ENTRY ON PLAINTIFF’S MOTION TO ALLOW EXPERT TESTIMONY

BAKER, United States Magistrate Judge.

I. Background

Plaintiff Max J. Martin was injured while working at Defendant CSX Transportation, Inc.’s (“CSX”) Hawthorne Yard in Indianapolis. [Compl. 114]. On December 23, 2002, Martin disclosed Drs. John R. McCarrol, James Pease, Thomas N. Vahey, Joseph J. Kenney, L. Walsh, Ng Anastacio, and physical therapist Joanna McGill, as witnesses in his initial disclosures pursuant to Fed. R.Civ.P. 26(a)(2)(A). [Pl.’s Disci, of Wit., pp. 1-2]. Martin states in his Disclosure of Witnesses that the “above treating physicians, though not retained as experts, will offer opinion testimony at trial based on physician’s treatment of plaintiff as well as the physician’s education, training and experience concerning the nature and extent of plaintiff’s condition, its cause, permanency, and pain and suffering associated with that condition as well as the necessity and cost of future medical costs. Said testimony is expected to be consistent with the medical records of each provider.” [Id. at p. 3]. On December 30, 2002, CSX filed a motion to exclude any “expert” testimony from Martin’s treating physicians. [Def.’s Mot. to Exclude, p. 1]. The Court found this motion to be moot in light of the Court granting the parties’ motion to extend the Case Management Plan deadlines. [Docket No. 41].

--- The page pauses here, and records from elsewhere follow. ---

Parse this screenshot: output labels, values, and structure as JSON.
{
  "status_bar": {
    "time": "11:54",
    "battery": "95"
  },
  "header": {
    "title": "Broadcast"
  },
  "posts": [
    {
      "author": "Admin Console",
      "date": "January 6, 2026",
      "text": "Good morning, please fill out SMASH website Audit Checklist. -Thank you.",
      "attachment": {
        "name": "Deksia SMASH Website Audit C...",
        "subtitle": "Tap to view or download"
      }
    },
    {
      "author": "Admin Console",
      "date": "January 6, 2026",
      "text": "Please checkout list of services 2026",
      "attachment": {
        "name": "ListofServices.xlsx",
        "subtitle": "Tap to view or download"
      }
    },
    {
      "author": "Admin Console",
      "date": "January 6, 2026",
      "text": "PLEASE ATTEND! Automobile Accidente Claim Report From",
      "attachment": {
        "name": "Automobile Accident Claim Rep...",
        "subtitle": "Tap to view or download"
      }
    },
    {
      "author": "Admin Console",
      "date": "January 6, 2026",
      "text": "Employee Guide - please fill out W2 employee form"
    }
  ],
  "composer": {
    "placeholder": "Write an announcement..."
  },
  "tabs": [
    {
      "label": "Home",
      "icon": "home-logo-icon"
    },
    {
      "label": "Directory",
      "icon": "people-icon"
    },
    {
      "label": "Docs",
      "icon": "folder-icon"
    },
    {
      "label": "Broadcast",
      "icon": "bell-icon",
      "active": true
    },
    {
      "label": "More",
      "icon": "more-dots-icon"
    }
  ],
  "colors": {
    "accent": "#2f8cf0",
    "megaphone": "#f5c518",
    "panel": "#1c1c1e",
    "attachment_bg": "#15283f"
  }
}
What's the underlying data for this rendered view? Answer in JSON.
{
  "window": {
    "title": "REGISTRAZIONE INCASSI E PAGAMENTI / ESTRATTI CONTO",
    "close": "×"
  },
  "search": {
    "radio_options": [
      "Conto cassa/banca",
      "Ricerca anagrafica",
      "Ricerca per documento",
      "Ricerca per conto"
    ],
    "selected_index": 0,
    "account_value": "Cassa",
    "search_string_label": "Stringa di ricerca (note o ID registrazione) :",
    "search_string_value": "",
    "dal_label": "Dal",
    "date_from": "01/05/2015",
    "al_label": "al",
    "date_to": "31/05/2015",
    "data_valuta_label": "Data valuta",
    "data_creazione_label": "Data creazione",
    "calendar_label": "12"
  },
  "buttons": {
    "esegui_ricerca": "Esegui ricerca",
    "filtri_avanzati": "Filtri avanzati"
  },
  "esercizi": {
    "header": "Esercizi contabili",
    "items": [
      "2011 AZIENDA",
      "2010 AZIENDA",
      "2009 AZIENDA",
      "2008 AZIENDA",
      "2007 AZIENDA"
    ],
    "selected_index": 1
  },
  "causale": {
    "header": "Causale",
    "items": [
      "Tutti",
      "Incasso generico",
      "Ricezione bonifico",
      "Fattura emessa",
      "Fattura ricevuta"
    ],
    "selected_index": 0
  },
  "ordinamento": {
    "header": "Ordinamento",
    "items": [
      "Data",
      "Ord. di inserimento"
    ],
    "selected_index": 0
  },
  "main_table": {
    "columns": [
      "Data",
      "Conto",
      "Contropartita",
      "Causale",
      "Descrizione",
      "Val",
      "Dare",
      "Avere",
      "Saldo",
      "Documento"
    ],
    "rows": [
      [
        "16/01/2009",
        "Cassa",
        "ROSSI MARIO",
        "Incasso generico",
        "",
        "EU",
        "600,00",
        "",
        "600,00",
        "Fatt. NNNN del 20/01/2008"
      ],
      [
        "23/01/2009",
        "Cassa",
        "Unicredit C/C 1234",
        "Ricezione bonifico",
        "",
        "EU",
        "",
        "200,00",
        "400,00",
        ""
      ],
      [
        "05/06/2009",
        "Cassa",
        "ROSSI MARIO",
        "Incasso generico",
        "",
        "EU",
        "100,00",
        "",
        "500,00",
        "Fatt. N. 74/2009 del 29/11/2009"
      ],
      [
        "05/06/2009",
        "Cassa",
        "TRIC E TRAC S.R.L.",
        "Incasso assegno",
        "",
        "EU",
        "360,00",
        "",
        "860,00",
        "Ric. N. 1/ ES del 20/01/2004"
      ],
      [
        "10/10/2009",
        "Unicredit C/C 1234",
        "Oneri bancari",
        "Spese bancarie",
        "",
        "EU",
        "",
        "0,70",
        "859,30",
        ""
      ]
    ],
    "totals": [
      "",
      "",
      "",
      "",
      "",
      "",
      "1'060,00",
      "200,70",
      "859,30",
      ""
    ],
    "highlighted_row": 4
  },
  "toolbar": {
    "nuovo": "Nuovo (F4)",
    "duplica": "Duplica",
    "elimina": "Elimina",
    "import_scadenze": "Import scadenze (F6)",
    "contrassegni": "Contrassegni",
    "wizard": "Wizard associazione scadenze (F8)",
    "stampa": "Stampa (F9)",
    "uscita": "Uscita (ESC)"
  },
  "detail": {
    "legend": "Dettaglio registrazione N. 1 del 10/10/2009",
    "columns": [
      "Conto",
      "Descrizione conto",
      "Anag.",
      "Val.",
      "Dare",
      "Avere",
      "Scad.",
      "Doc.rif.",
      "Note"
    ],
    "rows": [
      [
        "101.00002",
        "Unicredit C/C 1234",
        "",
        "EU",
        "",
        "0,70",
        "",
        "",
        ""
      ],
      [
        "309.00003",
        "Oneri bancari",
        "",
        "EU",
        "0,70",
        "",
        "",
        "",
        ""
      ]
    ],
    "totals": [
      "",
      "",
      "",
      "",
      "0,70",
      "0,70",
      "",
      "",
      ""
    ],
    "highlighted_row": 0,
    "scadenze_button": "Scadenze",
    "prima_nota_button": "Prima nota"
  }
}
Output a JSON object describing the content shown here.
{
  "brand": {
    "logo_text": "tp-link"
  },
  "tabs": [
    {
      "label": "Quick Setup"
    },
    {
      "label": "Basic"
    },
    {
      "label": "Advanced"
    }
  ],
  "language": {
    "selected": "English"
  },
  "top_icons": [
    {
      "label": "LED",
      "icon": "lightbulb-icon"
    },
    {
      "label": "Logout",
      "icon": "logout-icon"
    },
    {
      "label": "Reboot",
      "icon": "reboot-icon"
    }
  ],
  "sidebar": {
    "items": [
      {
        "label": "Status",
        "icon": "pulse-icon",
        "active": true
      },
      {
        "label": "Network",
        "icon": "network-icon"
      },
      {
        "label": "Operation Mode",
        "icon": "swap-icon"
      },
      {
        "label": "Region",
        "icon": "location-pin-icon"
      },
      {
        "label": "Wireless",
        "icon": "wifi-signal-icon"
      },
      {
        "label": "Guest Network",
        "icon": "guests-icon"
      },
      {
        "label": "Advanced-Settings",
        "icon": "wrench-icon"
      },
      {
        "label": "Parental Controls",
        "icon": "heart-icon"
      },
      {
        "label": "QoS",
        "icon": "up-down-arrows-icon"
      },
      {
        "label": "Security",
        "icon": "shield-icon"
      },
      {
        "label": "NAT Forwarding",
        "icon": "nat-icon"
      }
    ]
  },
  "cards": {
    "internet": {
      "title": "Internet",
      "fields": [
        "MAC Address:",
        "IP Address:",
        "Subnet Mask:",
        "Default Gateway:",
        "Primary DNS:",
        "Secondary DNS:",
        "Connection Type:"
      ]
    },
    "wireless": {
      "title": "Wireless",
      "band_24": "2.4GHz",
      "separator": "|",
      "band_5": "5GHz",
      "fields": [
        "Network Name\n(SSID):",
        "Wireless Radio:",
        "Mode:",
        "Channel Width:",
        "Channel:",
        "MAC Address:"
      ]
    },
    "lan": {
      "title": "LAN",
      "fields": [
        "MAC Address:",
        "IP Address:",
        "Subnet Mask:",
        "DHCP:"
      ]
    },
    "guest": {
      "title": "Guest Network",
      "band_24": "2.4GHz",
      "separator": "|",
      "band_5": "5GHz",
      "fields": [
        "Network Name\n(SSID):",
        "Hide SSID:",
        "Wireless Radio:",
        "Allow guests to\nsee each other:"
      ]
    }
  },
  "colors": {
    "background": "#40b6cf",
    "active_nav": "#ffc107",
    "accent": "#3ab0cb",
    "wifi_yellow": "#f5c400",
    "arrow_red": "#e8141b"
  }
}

On April 23, 2003, anticipating that CSX will again move to exclude Martin’s physicians from testifying, Martin filed a motion to allow his treating physicians to provide opinion testimony regarding the cause and permanency of his injuries, pain and suffering associated with his condition, and the necessity and costs connected to future care. [Pl.’s Mot., 1( 7]. CSX opposes this motion, contending that the nature of Martin’s wit[556]*556nesses’ testimony requires expert reports according to Fed.R.Civ.P. 26(a)(2)(B). [Def.’s Resp., p. 1]. For the reasons set forth below, Martin’s motion to allow expert testimony is GRANTED.

II. Discussion

Fed.R.Civ.P. 26(a)(2)(B) requires a written report “with respect to a witness who is retained or specially employed to provide expert testimony in the case or whose duties as an employee of the party regularly involve giving expert testimony.” Martin contends that his treating physicians were not retained or specially employed to provide testimony, but instead their opinion testimony will focus exclusively on his care and treatment. [Pl.’s Br., p. 7], Conversely, CSX asserts that a written report is required of a physician when offering testimony as to the causation of an injury.1 [Def.’s Resp., p. 2],

There is a split in authority on the approach courts utilize to determine the necessity of a written report for expert testimony from treating physicians. The majority of courts permit physicians to present their opinions formulated during the course of treating a patient. See, e.g., McCloughan v. City of Springfield, 208 F.R.D. 236, 242 (C.D.Ill.2002) (treating physicians may offer opinion testimony on causation, diagnosis, and prognosis without prerequisite of providing Rule 26(a)(2)(B) report); Zurba v. U.S., 202 F.R.D. 590, 592 (N.D.Ill.2001) (it is common for a treating physician to consider patient’s prognosis as well as the cause of patient’s injuries); Figueroa v. City of Chicago, 2000 WL 520926, *4 (N.D.Ill.2000), quoting Richardson v. Consolidated Rail Corp., 17 F.3d 213, 218 (7th Cir.1994) (doctor is not an “expert” if his or her testimony is “based on ... observations during the course of treating”); Garza v. Abbott Laboratories, 1996 WL 494266, *1 (N.D.Ill.1996) (treating physician does not need to submit expert report if matters on which he testifies are within his personal knowledge).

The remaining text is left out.